Aeronáutica
| IATA | ICAO | Call sign |
| - | GGL | GIRA GLOBO |
- Founded: 2001
- Ceased operations: 2018
- Hubs: Quatro de Fevereiro Airport
- Fleet size: 3
- Parent company: Gira Globo Limitada
- Headquarters: Luanda, Angola

= Aeronáutica (Angola) =

Airline of Angola

Aeronáutica (also known as Gira Globo Aeronáutica after its parent company) was an airline based in Luanda, Angola, operating domestic chartered freight and passenger flights out of Quatro de Fevereiro Airport, Luanda.

==History==
The airline was established in 2001 and is wholly owned by GVA-Investimentos, SARL. Due to safety concerns, the company (along with all other Angolan airlines, except TAAG) has been banned from operating within the European Union.

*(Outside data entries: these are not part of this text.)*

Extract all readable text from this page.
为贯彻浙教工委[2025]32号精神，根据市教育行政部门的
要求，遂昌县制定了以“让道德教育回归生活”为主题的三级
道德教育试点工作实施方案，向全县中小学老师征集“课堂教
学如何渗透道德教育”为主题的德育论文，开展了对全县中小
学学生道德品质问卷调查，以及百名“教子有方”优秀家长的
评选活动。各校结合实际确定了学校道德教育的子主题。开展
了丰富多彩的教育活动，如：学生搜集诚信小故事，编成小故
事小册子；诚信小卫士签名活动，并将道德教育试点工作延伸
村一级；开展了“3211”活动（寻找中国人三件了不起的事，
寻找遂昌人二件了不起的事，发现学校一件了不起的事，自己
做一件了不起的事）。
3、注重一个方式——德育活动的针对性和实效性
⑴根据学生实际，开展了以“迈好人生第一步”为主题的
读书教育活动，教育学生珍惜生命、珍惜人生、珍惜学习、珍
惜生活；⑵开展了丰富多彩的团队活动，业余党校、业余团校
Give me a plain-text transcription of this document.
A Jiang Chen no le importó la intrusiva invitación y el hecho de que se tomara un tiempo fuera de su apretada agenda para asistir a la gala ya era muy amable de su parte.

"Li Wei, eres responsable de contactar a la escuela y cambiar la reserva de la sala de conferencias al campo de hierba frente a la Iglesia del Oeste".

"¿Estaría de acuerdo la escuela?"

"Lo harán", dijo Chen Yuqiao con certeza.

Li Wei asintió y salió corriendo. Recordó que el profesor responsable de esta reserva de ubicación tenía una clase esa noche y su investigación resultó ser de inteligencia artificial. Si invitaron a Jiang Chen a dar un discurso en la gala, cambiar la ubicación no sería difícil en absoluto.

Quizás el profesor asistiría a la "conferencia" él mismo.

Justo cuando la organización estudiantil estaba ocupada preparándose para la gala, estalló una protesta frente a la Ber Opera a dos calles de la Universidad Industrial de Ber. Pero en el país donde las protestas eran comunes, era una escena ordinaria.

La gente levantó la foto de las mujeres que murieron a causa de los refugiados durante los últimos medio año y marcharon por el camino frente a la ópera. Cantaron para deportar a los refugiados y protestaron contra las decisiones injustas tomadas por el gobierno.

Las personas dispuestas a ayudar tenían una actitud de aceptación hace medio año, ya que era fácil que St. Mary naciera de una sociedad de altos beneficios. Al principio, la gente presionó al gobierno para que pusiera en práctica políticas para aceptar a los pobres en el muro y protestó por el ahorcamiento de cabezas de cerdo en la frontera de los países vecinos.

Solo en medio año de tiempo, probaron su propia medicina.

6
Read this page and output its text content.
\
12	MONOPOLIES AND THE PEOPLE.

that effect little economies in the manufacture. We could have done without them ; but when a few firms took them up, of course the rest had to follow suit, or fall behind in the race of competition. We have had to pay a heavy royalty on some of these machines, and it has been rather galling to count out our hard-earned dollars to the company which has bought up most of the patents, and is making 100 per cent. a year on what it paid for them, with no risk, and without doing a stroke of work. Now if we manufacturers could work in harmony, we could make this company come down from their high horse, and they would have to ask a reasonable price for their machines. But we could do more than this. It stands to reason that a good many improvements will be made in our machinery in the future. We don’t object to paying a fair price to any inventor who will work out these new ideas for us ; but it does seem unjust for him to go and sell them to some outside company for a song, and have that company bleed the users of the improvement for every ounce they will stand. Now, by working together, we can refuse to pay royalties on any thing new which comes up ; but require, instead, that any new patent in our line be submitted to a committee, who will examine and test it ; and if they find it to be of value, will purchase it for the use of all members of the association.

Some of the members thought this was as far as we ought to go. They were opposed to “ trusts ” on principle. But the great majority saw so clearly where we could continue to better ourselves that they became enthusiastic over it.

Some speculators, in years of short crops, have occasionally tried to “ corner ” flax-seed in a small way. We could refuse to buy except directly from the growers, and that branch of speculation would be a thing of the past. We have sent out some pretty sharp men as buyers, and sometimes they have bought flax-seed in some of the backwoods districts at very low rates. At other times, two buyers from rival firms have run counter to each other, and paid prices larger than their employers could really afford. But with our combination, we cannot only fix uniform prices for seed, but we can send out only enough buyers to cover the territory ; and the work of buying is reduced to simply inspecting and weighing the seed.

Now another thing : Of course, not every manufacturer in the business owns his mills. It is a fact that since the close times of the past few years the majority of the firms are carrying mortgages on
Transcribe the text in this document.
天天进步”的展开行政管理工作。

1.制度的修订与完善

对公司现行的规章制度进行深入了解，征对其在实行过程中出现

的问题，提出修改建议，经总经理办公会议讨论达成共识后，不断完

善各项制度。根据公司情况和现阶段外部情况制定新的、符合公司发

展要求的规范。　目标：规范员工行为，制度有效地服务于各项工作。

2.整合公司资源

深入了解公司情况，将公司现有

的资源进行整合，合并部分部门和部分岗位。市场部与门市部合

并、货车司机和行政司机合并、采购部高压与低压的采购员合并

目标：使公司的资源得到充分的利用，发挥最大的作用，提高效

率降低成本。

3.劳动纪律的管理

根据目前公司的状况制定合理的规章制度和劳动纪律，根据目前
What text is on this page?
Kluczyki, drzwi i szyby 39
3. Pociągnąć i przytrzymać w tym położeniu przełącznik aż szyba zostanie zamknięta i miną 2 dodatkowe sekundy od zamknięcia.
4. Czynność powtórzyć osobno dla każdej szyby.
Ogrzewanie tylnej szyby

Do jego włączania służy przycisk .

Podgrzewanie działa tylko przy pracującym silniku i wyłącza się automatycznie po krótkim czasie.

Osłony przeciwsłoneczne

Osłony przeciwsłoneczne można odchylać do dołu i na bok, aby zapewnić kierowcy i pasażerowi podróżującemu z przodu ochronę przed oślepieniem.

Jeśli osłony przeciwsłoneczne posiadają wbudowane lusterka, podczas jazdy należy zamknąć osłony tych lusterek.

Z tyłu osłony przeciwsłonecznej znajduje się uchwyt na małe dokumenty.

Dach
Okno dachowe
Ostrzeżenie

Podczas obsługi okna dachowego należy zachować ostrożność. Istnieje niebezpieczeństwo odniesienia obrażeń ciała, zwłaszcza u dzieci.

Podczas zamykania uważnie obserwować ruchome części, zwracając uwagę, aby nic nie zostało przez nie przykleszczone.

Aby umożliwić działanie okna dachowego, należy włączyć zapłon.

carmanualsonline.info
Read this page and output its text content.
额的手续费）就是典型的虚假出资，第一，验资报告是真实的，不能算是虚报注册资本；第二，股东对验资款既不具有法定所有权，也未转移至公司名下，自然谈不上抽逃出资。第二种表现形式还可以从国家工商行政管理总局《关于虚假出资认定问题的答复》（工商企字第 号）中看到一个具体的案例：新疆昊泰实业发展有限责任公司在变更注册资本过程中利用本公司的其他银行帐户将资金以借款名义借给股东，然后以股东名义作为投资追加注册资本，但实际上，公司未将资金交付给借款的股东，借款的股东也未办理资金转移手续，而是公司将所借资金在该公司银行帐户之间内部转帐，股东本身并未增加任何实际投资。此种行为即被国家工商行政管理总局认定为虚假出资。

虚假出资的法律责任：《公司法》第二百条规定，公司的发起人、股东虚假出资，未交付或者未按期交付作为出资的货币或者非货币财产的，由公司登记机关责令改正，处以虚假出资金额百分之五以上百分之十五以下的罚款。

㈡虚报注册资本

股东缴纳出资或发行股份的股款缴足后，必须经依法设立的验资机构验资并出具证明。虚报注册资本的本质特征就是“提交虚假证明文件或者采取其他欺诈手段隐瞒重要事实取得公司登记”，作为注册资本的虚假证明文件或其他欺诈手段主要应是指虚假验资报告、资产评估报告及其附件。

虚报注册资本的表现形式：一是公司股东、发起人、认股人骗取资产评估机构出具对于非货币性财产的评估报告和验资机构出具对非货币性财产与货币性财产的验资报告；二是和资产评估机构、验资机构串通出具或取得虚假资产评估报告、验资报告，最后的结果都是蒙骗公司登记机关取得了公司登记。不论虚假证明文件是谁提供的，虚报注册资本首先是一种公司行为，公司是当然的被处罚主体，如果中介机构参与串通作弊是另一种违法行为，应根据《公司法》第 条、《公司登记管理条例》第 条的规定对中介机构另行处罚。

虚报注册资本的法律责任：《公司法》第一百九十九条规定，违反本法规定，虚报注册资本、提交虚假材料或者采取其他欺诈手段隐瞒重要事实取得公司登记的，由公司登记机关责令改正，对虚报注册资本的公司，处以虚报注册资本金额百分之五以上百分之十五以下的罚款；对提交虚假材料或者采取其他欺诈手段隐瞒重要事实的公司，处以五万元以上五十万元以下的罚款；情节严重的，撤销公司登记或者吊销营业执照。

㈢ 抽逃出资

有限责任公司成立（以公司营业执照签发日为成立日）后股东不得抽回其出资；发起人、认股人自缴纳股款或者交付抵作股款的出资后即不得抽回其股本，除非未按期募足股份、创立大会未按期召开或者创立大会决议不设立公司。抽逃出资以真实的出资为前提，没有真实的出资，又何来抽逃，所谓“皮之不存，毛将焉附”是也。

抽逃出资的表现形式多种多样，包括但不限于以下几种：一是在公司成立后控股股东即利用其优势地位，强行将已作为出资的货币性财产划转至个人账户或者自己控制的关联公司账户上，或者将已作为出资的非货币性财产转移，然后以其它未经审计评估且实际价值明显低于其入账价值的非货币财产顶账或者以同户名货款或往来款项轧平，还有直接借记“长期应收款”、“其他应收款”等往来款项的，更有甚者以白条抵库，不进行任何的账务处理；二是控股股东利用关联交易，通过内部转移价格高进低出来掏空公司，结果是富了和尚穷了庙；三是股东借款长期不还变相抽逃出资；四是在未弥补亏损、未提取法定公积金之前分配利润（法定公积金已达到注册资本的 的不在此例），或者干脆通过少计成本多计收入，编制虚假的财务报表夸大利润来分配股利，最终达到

Meanwhile, the airline ceased operations.

==Fleet==
The Aeronáutica fleet included the following aircraft (at March 2007):

- 1 Antonov An-32
- 1 Raytheon Beech King Air 200
- 1 Raytheon Beech King Air B200
- 1 Ilyushin Il-76

== Accidents and incidents ==

- 19 January 2008: A Beech Super King Air (D2-FFK) of Gira Globo crashed on approach to Huambo Airport. All 13 on board were killed.